Dysmenorrhea caused by chronic genital tuberculosis has more specific symptoms. General malaise, increased frequency of attacks of aching unmotivated abdominal pain without clear localization (especially in spring or autumn), painful menstruation with menarche, menstrual cycle disorders such as hypomenorrhea, opsomenorrhea, amenorrhea or metrorrhagia are characteristic. These disorders are caused by the effect of tuberculosis toxins on the regulating sexual centers and the neutralization of sex hormones.

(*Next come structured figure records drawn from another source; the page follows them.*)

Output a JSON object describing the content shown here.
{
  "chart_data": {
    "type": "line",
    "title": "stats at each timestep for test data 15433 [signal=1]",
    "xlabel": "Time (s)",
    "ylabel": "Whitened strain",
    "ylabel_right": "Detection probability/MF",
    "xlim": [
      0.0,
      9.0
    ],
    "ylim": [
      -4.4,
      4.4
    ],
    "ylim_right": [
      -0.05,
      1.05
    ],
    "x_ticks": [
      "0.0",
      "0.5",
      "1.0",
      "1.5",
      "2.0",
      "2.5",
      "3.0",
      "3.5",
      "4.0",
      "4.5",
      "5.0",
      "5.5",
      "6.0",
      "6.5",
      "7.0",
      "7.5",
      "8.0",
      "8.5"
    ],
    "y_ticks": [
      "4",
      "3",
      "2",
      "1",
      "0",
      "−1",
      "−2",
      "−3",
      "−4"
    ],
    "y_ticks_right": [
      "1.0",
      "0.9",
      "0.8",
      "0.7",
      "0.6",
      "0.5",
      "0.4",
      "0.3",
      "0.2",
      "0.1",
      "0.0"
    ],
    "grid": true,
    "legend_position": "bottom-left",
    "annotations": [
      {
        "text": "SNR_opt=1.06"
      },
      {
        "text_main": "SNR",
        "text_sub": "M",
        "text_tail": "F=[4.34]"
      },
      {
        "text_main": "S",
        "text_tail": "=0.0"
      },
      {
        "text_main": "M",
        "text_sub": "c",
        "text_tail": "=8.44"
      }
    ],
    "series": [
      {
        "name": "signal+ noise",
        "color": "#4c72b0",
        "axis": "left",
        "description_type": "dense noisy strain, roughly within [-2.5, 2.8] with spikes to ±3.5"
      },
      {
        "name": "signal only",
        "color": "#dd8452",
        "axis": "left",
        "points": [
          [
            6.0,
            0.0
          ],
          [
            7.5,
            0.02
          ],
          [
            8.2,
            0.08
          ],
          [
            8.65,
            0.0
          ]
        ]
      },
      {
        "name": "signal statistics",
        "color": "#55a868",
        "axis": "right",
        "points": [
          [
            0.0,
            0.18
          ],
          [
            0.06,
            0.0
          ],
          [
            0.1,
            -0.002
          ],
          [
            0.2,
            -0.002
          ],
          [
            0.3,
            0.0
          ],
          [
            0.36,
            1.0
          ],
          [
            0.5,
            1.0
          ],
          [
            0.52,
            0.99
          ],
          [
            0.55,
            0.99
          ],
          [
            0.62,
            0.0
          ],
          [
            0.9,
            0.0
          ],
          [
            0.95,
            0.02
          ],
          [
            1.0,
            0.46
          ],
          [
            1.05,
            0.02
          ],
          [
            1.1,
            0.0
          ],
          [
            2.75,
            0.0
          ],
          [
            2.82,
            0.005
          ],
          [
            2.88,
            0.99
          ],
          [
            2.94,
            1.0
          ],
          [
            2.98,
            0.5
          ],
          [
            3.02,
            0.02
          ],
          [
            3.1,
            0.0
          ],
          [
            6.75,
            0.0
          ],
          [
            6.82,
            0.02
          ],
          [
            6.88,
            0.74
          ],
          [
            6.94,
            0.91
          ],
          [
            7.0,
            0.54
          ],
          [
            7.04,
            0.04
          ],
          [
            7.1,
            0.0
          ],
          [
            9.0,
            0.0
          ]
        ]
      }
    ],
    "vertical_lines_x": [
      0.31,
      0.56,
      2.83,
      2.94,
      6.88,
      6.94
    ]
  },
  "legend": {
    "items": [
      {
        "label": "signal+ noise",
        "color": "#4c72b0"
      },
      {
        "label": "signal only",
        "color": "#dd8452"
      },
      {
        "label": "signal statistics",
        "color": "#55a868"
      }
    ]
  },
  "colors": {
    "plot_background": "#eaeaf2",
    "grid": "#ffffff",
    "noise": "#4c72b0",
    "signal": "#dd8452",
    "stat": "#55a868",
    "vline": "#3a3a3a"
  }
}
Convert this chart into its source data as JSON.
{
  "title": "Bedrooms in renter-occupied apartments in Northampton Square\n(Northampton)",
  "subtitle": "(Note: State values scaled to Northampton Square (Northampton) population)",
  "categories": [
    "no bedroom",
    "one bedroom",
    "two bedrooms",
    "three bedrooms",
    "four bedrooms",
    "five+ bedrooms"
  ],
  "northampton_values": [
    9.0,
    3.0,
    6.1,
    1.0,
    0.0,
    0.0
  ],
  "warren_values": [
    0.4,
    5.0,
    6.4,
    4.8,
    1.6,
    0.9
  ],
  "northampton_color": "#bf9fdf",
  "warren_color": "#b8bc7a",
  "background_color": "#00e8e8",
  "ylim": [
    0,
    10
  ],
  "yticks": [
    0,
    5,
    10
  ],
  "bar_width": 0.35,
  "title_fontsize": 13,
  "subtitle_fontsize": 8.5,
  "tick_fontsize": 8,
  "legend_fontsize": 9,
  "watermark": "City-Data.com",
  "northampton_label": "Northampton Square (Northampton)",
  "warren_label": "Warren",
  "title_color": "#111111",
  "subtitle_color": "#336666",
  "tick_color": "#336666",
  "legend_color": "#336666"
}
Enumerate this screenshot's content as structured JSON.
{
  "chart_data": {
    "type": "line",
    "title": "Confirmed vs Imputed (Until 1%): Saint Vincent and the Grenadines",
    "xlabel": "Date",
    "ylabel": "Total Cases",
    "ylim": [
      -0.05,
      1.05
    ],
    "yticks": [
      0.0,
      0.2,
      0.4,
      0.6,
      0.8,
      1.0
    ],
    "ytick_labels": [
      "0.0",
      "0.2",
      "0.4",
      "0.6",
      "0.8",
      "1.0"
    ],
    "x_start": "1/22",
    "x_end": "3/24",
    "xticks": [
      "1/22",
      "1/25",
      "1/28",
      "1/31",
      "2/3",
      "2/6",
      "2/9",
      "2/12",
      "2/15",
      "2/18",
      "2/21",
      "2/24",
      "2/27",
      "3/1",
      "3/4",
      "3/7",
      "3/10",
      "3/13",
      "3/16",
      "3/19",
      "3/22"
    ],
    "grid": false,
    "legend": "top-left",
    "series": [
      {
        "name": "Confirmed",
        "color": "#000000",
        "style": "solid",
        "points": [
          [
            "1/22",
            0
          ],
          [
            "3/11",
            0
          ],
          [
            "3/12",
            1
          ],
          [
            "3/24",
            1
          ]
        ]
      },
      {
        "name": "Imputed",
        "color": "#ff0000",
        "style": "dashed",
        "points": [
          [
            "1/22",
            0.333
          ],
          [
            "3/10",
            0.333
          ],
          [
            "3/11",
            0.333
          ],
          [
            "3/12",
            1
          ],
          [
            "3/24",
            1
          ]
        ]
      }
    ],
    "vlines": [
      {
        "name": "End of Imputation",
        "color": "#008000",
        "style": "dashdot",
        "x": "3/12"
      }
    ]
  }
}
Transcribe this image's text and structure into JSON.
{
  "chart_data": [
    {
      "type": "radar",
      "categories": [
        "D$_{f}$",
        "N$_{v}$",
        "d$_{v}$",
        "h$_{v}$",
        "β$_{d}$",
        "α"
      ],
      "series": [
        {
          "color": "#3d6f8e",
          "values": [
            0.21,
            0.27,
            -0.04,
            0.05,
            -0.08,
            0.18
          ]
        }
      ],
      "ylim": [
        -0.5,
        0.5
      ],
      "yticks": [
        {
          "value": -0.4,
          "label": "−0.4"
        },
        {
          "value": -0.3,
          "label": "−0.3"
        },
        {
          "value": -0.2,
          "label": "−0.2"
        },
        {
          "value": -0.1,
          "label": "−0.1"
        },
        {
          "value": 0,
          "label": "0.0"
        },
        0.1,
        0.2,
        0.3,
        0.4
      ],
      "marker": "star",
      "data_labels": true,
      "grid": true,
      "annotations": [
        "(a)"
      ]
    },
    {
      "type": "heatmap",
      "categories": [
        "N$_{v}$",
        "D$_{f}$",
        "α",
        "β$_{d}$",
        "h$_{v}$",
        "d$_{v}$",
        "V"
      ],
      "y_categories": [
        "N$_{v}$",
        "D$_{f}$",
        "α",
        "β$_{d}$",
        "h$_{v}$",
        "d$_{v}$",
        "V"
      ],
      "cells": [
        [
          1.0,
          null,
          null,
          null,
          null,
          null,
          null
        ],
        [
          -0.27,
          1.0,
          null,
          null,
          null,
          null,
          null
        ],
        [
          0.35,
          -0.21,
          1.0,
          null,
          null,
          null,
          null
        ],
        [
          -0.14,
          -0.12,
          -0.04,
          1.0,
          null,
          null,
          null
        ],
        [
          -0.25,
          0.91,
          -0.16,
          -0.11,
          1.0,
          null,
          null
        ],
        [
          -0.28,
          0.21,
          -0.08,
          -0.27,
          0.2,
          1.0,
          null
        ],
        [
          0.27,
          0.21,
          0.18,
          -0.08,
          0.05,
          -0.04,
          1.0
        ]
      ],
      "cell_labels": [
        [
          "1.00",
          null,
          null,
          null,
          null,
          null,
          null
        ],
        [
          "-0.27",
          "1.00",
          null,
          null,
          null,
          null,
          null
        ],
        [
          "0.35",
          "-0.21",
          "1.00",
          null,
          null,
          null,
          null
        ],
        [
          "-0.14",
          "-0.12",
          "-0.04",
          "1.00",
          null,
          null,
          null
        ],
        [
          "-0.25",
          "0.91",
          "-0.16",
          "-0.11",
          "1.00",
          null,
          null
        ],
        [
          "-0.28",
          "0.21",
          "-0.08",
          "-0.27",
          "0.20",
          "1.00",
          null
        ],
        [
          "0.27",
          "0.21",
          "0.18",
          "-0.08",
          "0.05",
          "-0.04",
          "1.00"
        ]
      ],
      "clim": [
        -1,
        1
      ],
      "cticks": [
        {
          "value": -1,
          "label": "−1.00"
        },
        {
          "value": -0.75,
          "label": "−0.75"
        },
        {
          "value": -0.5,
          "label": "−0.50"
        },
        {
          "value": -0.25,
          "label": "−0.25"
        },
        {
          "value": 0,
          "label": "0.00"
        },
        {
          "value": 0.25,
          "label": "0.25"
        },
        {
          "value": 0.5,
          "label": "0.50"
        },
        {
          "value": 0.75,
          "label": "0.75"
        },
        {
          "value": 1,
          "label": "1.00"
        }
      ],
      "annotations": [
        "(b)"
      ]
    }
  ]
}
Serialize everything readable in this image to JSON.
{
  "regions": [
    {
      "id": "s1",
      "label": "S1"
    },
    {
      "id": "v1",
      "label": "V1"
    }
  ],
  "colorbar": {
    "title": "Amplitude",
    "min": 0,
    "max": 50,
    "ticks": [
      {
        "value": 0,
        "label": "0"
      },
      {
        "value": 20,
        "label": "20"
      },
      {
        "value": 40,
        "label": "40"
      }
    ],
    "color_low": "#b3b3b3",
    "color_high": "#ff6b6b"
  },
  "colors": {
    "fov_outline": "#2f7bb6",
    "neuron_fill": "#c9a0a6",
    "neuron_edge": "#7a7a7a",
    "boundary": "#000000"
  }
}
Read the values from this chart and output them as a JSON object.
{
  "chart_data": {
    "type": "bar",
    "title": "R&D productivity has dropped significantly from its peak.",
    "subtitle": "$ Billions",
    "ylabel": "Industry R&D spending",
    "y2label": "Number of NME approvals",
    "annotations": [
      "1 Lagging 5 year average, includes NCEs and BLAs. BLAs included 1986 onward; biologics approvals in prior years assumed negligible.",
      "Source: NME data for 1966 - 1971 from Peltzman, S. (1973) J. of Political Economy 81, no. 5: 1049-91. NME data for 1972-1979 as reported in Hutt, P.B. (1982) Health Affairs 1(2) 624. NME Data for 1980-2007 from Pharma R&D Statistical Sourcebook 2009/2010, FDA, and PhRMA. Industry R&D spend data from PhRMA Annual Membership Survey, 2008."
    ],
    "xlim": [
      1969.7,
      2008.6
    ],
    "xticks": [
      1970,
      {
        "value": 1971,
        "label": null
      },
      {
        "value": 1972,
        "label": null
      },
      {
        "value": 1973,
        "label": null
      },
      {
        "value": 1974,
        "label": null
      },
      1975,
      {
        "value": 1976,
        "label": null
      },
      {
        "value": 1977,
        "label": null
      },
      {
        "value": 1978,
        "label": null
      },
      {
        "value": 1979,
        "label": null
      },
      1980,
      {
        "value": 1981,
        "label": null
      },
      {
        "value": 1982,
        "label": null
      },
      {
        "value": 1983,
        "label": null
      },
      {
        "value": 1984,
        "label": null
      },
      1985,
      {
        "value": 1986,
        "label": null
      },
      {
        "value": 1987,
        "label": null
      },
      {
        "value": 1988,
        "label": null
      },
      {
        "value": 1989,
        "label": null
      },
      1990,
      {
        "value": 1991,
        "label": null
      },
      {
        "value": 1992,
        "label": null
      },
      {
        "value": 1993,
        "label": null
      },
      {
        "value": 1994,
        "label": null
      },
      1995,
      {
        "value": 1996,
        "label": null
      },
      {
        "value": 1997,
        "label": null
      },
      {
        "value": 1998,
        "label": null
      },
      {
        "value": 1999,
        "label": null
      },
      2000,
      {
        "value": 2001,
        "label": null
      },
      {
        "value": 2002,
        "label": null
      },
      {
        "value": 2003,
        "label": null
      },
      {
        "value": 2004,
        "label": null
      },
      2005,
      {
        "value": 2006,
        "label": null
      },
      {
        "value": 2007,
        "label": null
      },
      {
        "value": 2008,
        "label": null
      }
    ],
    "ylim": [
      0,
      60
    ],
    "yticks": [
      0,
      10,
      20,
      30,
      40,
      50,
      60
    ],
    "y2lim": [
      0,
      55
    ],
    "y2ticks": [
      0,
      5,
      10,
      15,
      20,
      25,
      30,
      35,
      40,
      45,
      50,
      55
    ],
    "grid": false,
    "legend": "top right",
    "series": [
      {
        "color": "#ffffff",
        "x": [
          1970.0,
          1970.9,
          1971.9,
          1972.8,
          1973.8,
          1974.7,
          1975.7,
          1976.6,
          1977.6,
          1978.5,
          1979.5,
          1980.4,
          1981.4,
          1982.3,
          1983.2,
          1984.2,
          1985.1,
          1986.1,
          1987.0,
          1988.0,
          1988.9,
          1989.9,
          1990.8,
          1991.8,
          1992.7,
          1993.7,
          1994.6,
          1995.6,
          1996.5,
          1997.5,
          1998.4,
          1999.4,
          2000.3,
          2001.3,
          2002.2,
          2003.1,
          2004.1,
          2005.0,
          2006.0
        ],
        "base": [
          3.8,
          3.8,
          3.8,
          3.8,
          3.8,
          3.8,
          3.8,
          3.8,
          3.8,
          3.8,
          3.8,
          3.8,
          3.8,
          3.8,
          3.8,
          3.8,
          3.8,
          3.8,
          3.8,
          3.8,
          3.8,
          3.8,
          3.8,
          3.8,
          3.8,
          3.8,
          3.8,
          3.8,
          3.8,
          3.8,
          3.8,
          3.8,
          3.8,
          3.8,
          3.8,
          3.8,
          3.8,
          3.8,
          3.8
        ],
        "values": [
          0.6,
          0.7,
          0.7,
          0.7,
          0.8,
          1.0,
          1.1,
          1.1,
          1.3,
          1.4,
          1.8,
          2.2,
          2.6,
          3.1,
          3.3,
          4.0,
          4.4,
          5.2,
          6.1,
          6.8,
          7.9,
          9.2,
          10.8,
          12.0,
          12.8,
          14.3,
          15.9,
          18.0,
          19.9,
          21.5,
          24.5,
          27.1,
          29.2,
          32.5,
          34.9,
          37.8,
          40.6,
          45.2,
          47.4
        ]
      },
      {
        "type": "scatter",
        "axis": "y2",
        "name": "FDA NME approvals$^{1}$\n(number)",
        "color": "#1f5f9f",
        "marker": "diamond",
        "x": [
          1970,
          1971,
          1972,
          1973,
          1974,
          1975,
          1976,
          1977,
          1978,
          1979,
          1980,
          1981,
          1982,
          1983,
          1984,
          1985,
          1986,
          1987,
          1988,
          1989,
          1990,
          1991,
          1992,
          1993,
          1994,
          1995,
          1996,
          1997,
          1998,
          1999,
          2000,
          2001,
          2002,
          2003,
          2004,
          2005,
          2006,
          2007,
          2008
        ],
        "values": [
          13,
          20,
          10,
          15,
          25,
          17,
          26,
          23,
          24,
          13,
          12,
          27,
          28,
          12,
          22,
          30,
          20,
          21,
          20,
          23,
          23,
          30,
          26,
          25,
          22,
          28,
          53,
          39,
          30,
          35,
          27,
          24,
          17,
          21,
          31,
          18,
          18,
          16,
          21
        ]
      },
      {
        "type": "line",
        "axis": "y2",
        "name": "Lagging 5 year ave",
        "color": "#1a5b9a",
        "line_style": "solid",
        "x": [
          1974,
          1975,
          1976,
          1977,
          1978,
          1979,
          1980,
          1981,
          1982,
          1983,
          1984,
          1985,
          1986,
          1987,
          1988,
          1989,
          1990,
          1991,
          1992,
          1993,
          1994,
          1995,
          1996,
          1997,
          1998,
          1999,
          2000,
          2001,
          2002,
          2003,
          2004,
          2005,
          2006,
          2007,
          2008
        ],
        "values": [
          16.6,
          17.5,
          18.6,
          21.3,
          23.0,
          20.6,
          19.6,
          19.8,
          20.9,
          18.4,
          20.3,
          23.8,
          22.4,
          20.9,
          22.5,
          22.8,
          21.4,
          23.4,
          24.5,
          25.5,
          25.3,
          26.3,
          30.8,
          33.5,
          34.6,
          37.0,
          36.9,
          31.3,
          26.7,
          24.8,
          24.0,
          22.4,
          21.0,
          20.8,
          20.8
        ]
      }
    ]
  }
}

Dysmenorrhea often accompanies a condition called appendicular-genital syndrome. It is believed that every third girl simultaneously with acute appendicitis develops inflammation of the uterine appendages (most often catarrhal salpingitis, less often - perio-oophoritis and purulent salpingitis, even less often - oophoritis). Thus, in 33% of cases of appendicitis, the prerequisites for the formation of appendicular-genital syndrome are created.